Newcastle fans are coming to terms with harsh realities. This will be another season of looking over our shoulder to the three relegation spots and the £35 million paid by Liverpool for Andy Carroll in January will not be making an appearance on the pitch in the form of a collection of new, high profile signings. Free transfers have been the only recruits with a telling statement from the club that a portion of the £35 million went on signing on fees, agent fees and expenses in relation to these transactions designed to further diminish the fans expectations even further. Having seen Kevin Nolan depart to West Ham, Newcastle fans now face the unsavoury prospect of two more first team regulars from last season Joey Barton and Jose Enrique leaving the club with no likely replacements on the horizon.
The transfer saga alone has been an embarrassment. After being linked to big name players like Kevin Gamiero and Wayne Bridge it remains obvious that a first team left back is required alongside a strong forward. Also obvious is the weakness of our squad in general, there is no strength in depth and key injuries would see us struggling against even the weaker league sides. Youngsters Haris Vuckic and Shane Ferguson have been lauded by Alan Pardew during the pre-season but the emergence of these two young players only papers over what is a clear squad weakness.
The real reason the footballing world is laughing at the Toon at present is Joey Barton and his use of Twitter. Barton has spoken out strongly against the board via Twitter saying that the clubs lack of investment as a double-cross to the fans. He is probably right, but criticism from the inside is far more damaging to the criticism of a former player or third party. Barton really has nothing to lose, he is a rich footballer earning approximately £77,000 per week so what does it matter to him if he is fined for disrepute? He may be fighting the good fight but he is clearly in breach of club discipline and causing as many problems for the club as he is highlighting.
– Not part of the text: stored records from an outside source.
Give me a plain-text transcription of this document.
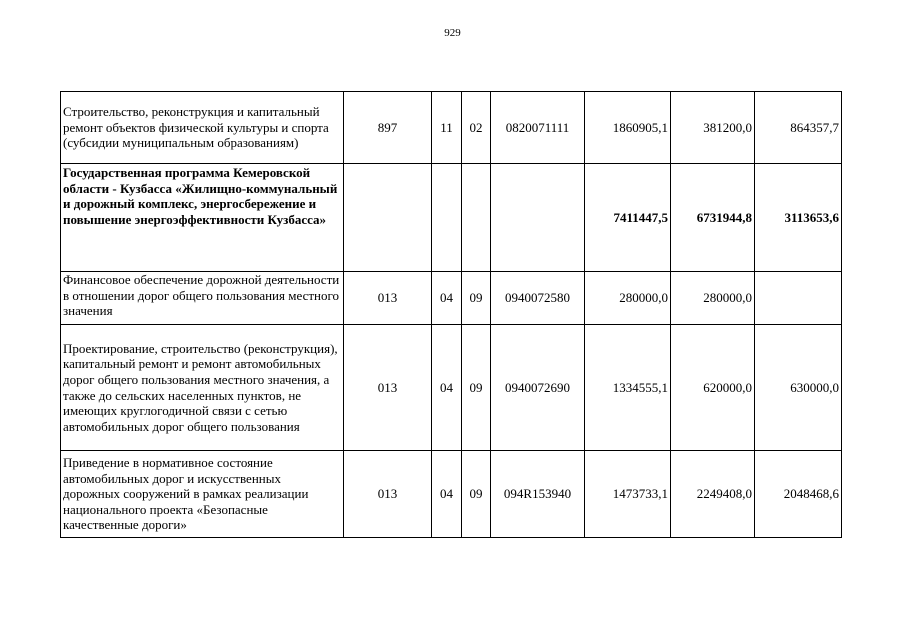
929
Строительство, реконструкция и капитальный ремонт объектов физической культуры и спорта (субсидии муниципальным образованиям)	897	11	02	0820071111	1860905,1	381200,0	864357,7
Государственная программа Кемеровской области - Кузбасса «Жилищно-коммунальный и дорожный комплекс, энергосбережение и повышение энергоэффективности Кузбасса»					7411447,5	6731944,8	3113653,6
Финансовое обеспечение дорожной деятельности в отношении дорог общего пользования местного значения	013	04	09	0940072580	280000,0	280000,0	
Проектирование, строительство (реконструкция), капитальный ремонт и ремонт автомобильных дорог общего пользования местного значения, а также до сельских населенных пунктов, не имеющих круглогодичной связи с сетью автомобильных дорог общего пользования	013	04	09	0940072690	1334555,1	620000,0	630000,0
Приведение в нормативное состояние автомобильных дорог и искусственных дорожных сооружений в рамках реализации национального проекта «Безопасные качественные дороги»	013	04	09	094R153940	1473733,1	2249408,0	2048468,6
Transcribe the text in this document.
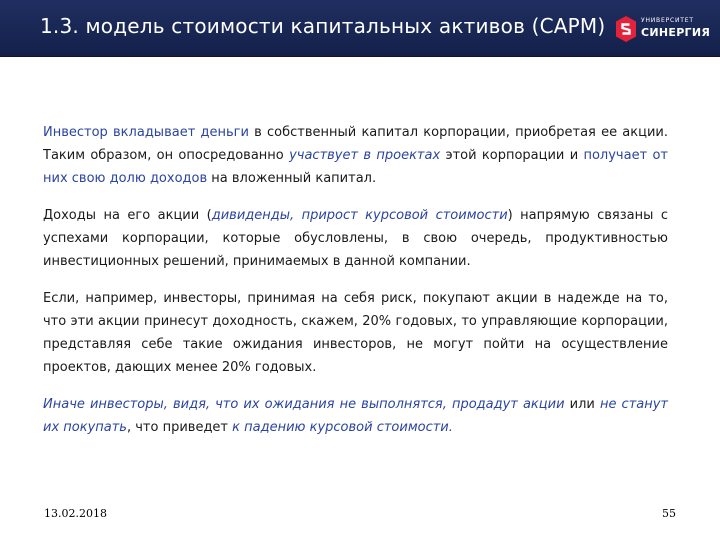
1.3. модель стоимости капитальных активов (CAPM)	УНИВЕРСИТЕТ
СИНЕРГИЯ

Инвестор вкладывает деньги в собственный капитал корпорации, приобретая ее акции. Таким образом, он опосредованно участвует в проектах этой корпорации и получает от них свою долю доходов на вложенный капитал.

Доходы на его акции (дивиденды, прирост курсовой стоимости) напрямую связаны с успехами корпорации, которые обусловлены, в свою очередь, продуктивностью инвестиционных решений, принимаемых в данной компании.

Если, например, инвесторы, принимая на себя риск, покупают акции в надежде на то, что эти акции принесут доходность, скажем, 20% годовых, то управляющие корпорации, представляя себе такие ожидания инвесторов, не могут пойти на осуществление проектов, дающих менее 20% годовых.

Иначе инвесторы, видя, что их ожидания не выполнятся, продадут акции или не станут их покупать, что приведет к падению курсовой стоимости.

13.02.2018	55
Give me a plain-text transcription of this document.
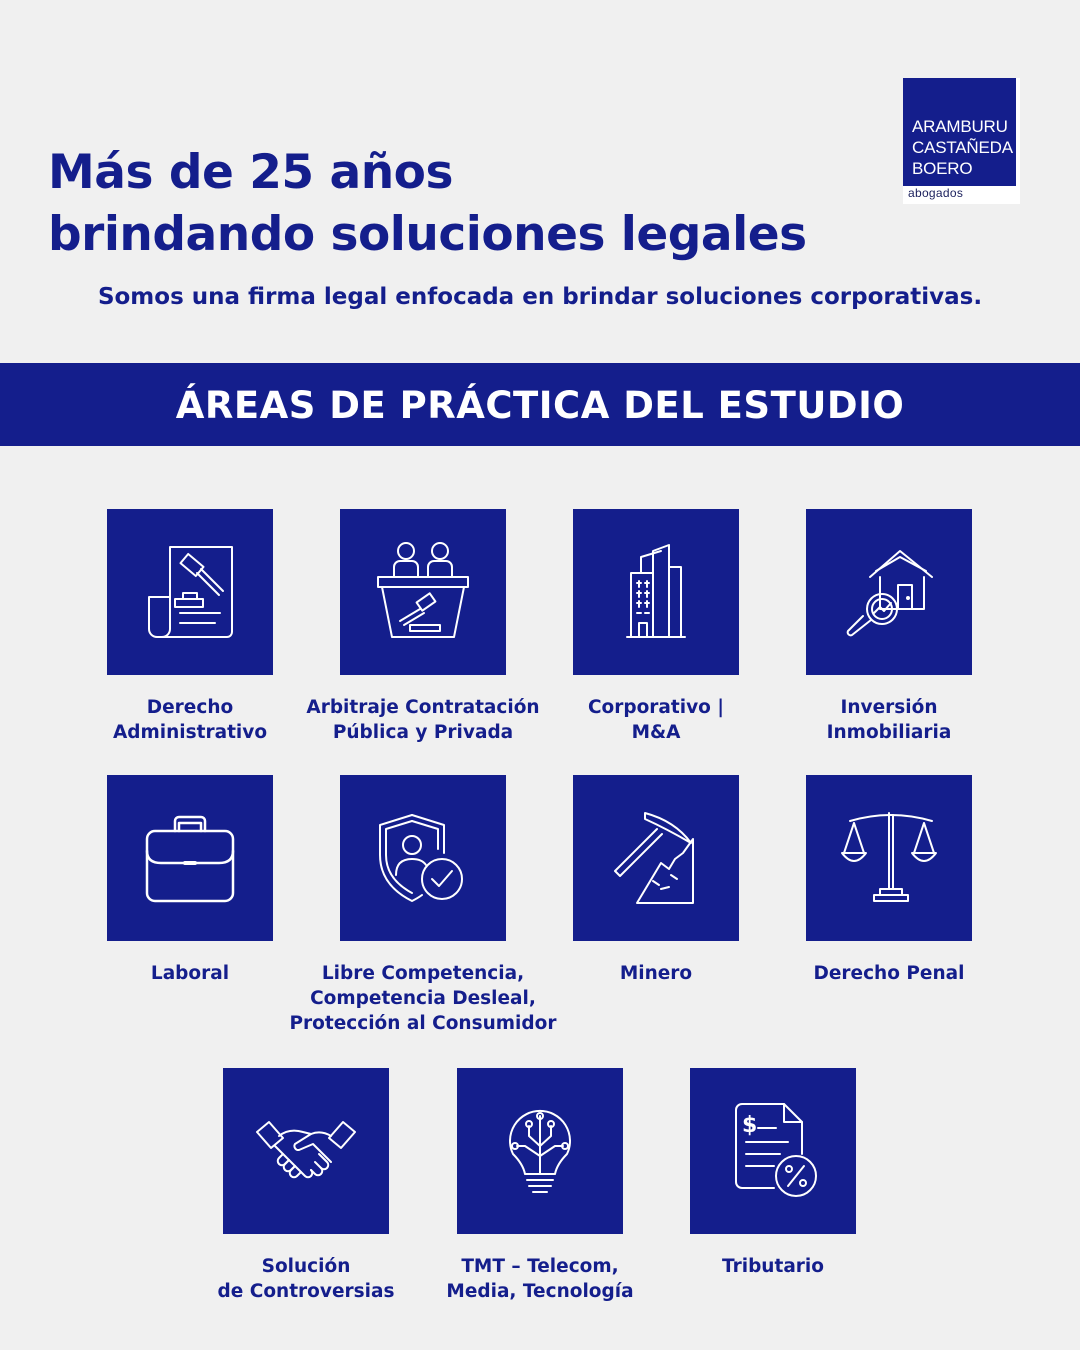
ARAMBURU
CASTAÑEDA
BOERO
abogados
Más de 25 años
brindando soluciones legales

Somos una firma legal enfocada en brindar soluciones corporativas.

ÁREAS DE PRÁCTICA DEL ESTUDIO
Derecho
Administrativo
Arbitraje Contratación
Pública y Privada
Corporativo |
M&A
Inversión
Inmobiliaria
Laboral	Libre Competencia,
Competencia Desleal,
Protección al Consumidor
Minero	Derecho Penal
Solución
de Controversias
TMT – Telecom,
Media, Tecnología
$
Tributario
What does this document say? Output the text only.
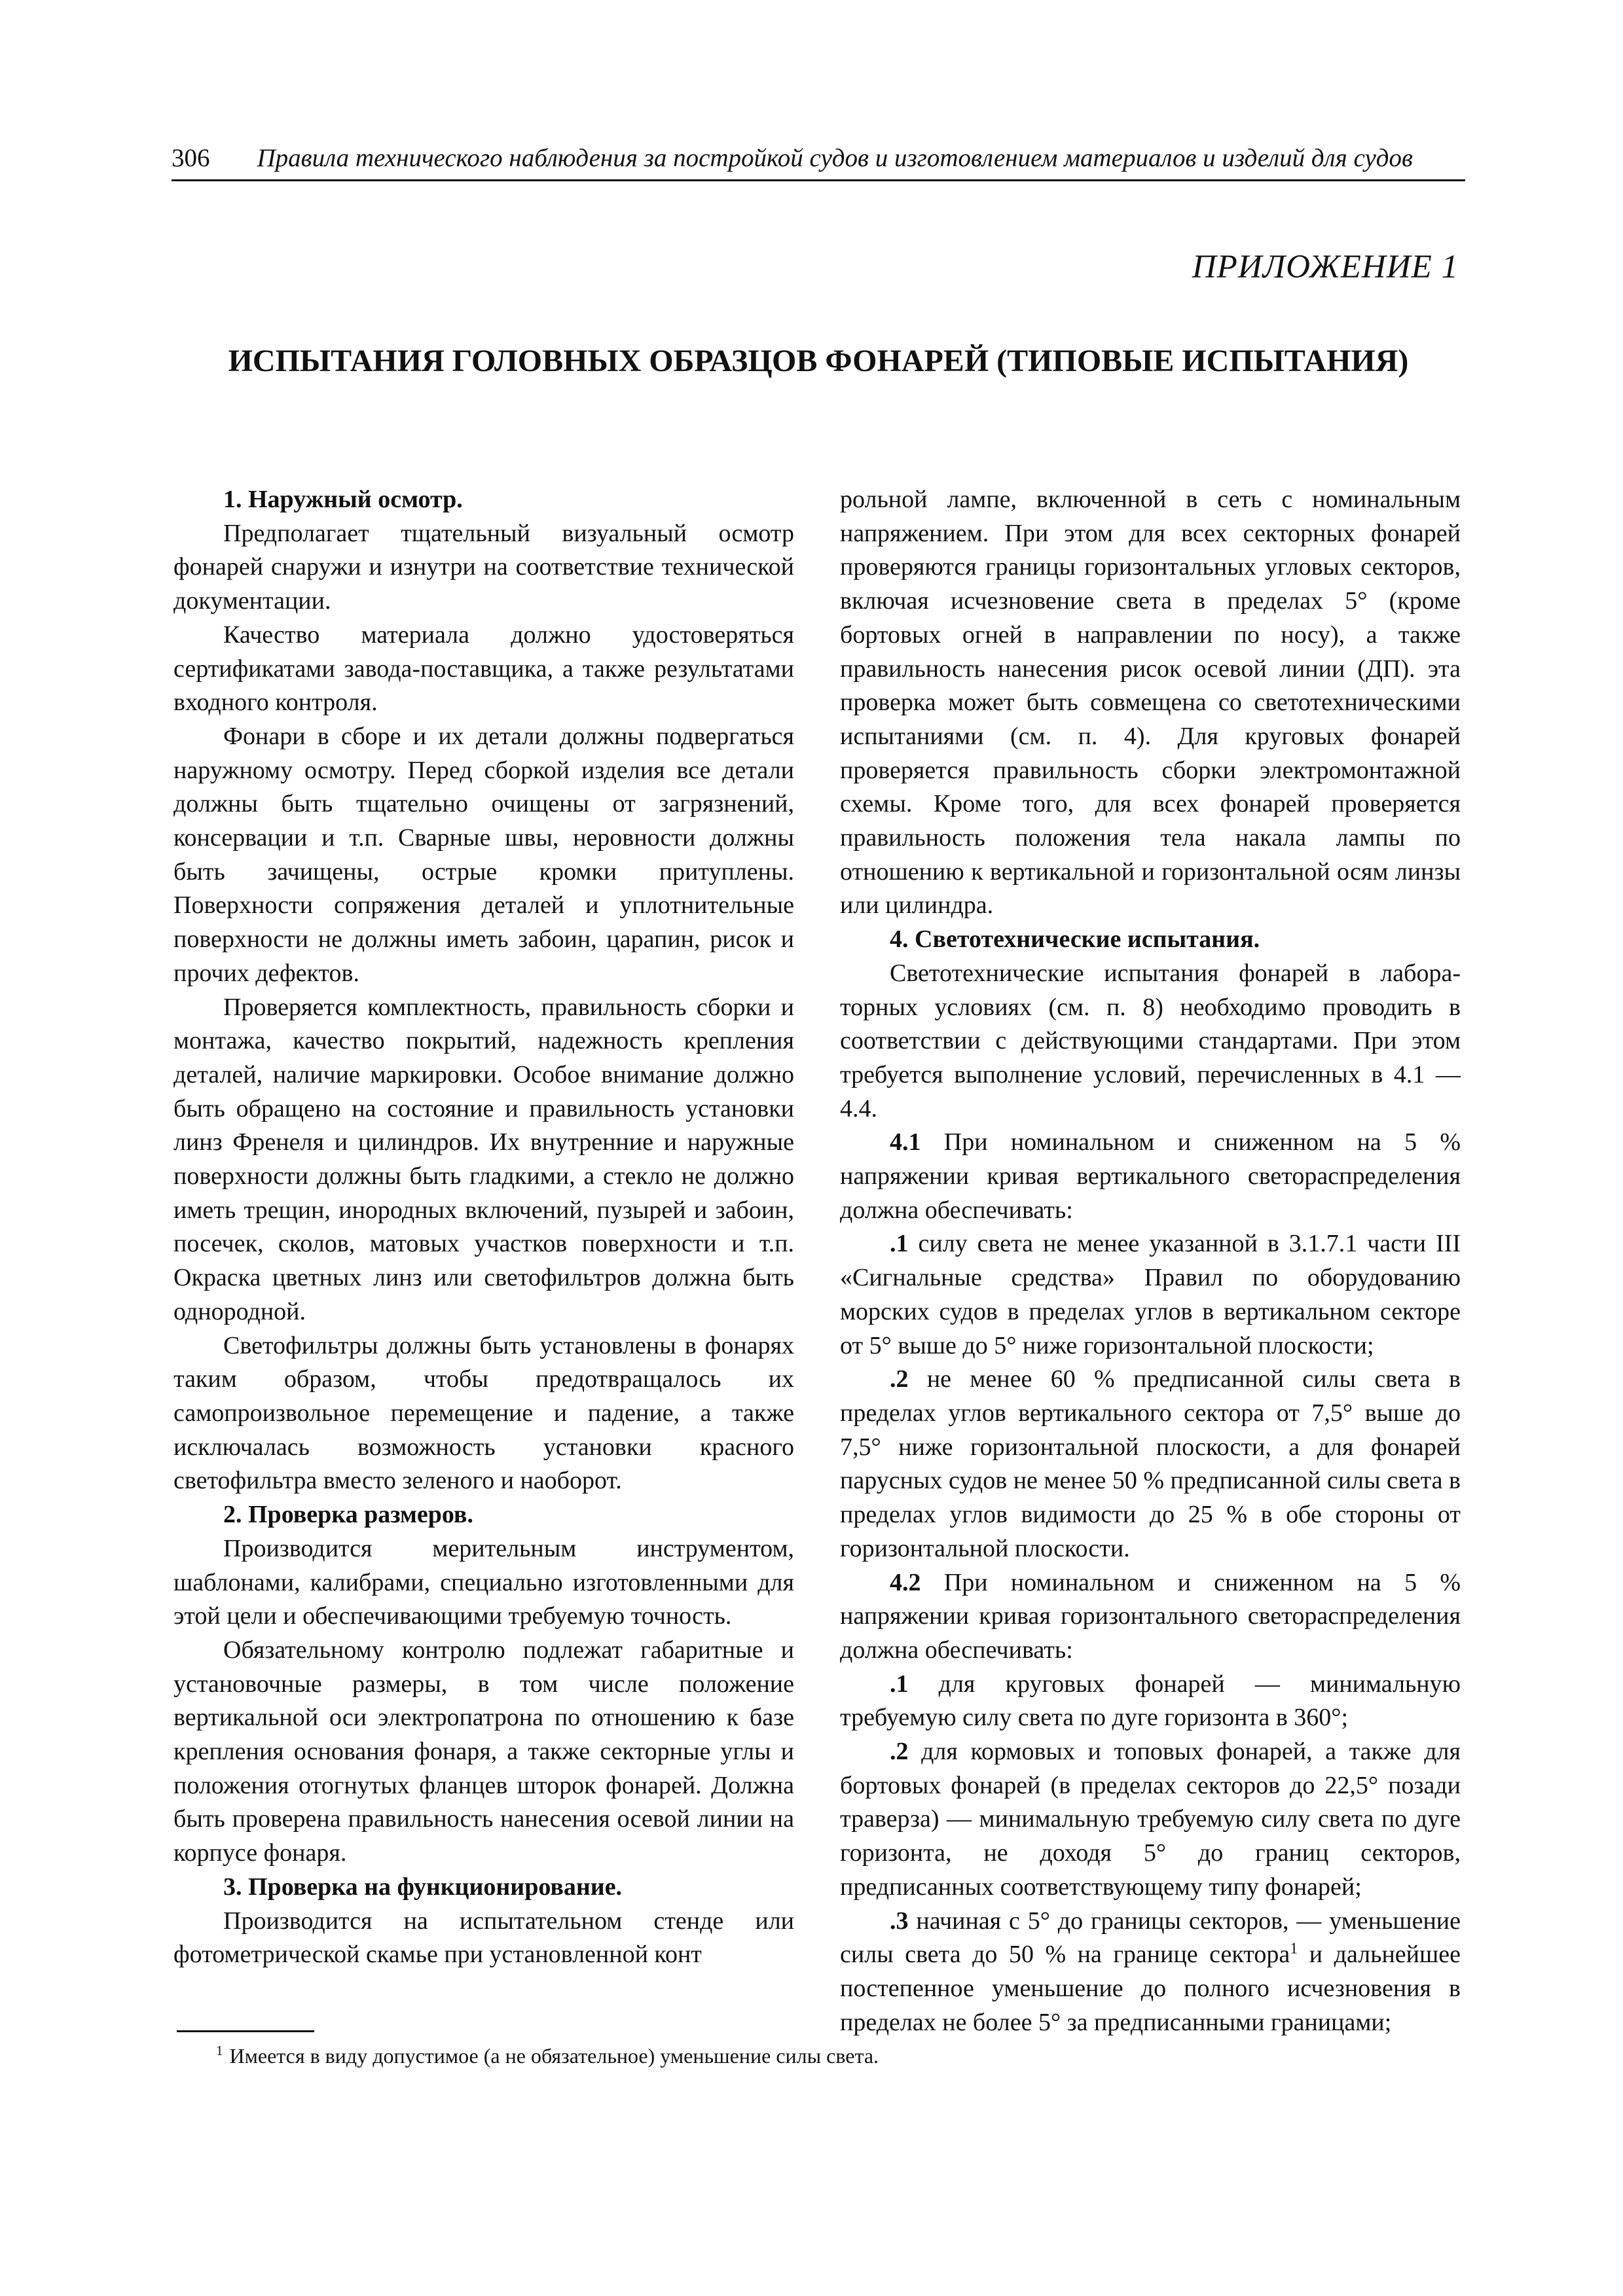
306 Правила технического наблюдения за постройкой судов и изготовлением материалов и изделий для судов
ПРИЛОЖЕНИЕ 1
ИСПЫТАНИЯ ГОЛОВНЫХ ОБРАЗЦОВ ФОНАРЕЙ (ТИПОВЫЕ ИСПЫТАНИЯ)
1. Наружный осмотр.

Предполагает тщательный визуальный осмотр фонарей снаружи и изнутри на соответствие технической документации.

Качество материала должно удостоверяться сертификатами завода-поставщика, а также результатами входного контроля.

Фонари в сборе и их детали должны подвергаться наружному осмотру. Перед сборкой изделия все детали должны быть тщательно очищены от загрязнений, консервации и т.п. Сварные швы, неровности должны быть зачищены, острые кромки притуплены. Поверхности сопряжения деталей и уплотнительные поверхности не должны иметь забоин, царапин, рисок и прочих дефектов.

Проверяется комплектность, правильность сборки и монтажа, качество покрытий, надежность крепления деталей, наличие маркировки. Особое внимание должно быть обращено на состояние и правильность установки линз Френеля и цилиндров. Их внутренние и наружные поверхности должны быть гладкими, а стекло не должно иметь трещин, инородных включений, пузырей и забоин, посечек, сколов, матовых участков поверхности и т.п. Окраска цветных линз или светофильтров должна быть однородной.

Светофильтры должны быть установлены в фонарях таким образом, чтобы предотвращалось их самопроизвольное перемещение и падение, а также исключалась возможность установки красного светофильтра вместо зеленого и наоборот.

2. Проверка размеров.

Производится мерительным инструментом, шаблонами, калибрами, специально изготовленными для этой цели и обеспечивающими требуемую точность.

Обязательному контролю подлежат габаритные и установочные размеры, в том числе положение вертикальной оси электропатрона по отношению к базе крепления основания фонаря, а также секторные углы и положения отогнутых фланцев шторок фонарей. Должна быть проверена правильность нанесения осевой линии на корпусе фонаря.

3. Проверка на функционирование.

Производится на испытательном стенде или фотометрической скамье при установленной конт

рольной лампе, включенной в сеть с номинальным напряжением. При этом для всех секторных фонарей проверяются границы горизонтальных угловых секторов, включая исчезновение света в пределах 5° (кроме бортовых огней в направлении по носу), а также правильность нанесения рисок осевой линии (ДП). эта проверка может быть совмещена со светотехническими испытаниями (см. п. 4). Для круговых фонарей проверяется правильность сборки электромонтажной схемы. Кроме того, для всех фонарей проверяется правильность положения тела накала лампы по отношению к вертикальной и горизонтальной осям линзы или цилиндра.

4. Светотехнические испытания.

Светотехнические испытания фонарей в лабораторных условиях (см. п. 8) необходимо проводить в соответствии с действующими стандартами. При этом требуется выполнение условий, перечисленных в 4.1 — 4.4.

4.1 При номинальном и сниженном на 5 % напряжении кривая вертикального светораспределения должна обеспечивать:

.1 силу света не менее указанной в 3.1.7.1 части III «Сигнальные средства» Правил по оборудованию морских судов в пределах углов в вертикальном секторе от 5° выше до 5° ниже горизонтальной плоскости;

.2 не менее 60 % предписанной силы света в пределах углов вертикального сектора от 7,5° выше до 7,5° ниже горизонтальной плоскости, а для фонарей парусных судов не менее 50 % предписанной силы света в пределах углов видимости до 25 % в обе стороны от горизонтальной плоскости.

4.2 При номинальном и сниженном на 5 % напряжении кривая горизонтального светораспределения должна обеспечивать:

.1 для круговых фонарей — минимальную требуемую силу света по дуге горизонта в 360°;

.2 для кормовых и топовых фонарей, а также для бортовых фонарей (в пределах секторов до 22,5° позади траверза) — минимальную требуемую силу света по дуге горизонта, не доходя 5° до границ секторов, предписанных соответствующему типу фонарей;

.3 начиная с 5° до границы секторов, — уменьшение силы света до 50 % на границе сектора$^1$ и дальнейшее постепенное уменьшение до полного исчезновения в пределах не более 5° за предписанными границами;

$^1$ Имеется в виду допустимое (а не обязательное) уменьшение силы света.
It is easy for him to justify his ranting as championing the greater good, but it simply highlights the chaos we know exists anyway and he hardly has a reputation for tolerance.
The upcoming financial fair play restrictions will take a generation to fully integrate itself with the clubs returning to sensible pay for players and the expectations of the players expected to move into line with these restrictions. In many ways, owner Mike Ashley securing Newcastle Utd financially and making progress in relation to spending is a good thing, but only if this strategy ultimately results in a more secure footing for buying better players as a result. A football club lives or dies by results and this concept appears completely missed by the current owner and board of directors. Ashley is a businessman who is seeking to increase his net worth as a businessman always does. He does not frivolously spend money and wants players in the vein of Chieck Tiote who are scouted and purchased for small transfer fees then sold on in the future for a huge profit.
Why is Barton being released? Consider that Mike Ashley is personally bankrolling the club to the tune of £25 million per season and you can understand why a player taking to Twitter to air grievances whilst earning £77,000 per week will be instantly cast aside. Ashley simply does not want to give this player anymore of his money and will continue to seek to make the club financially viable. This is achieved in business by reducing costs, so saving £77k per week as well as ridding the club of an outspoken volatile player will certainly have its attractions for the clubs top brass.
However, it is possible that citing poverty is a ruse in itself. At a stadium tour I was told that Newcastle is second only to Man Utd in terms of corporate earnings. Add to this corporate success that 52,000 paying fans come to every home game paying at least £40 each for the privilege and you begin to wonder if the club is genuinely in such bad shape. If you accept the line that Newcastle is a losing proposition as a football club, what state do smaller clubs with less revenue find themselves in?
The reality is stark right now. If we do not sign a quality left back and quality forward we will be fighting a relegation battle again which will be awful for all concerned. Hopefully the board can at least see the financial repercussions the club faces if we are relegated and if they care about nothing else they should care about that. We still have time to make some good decisions for a change. Over to you Mike.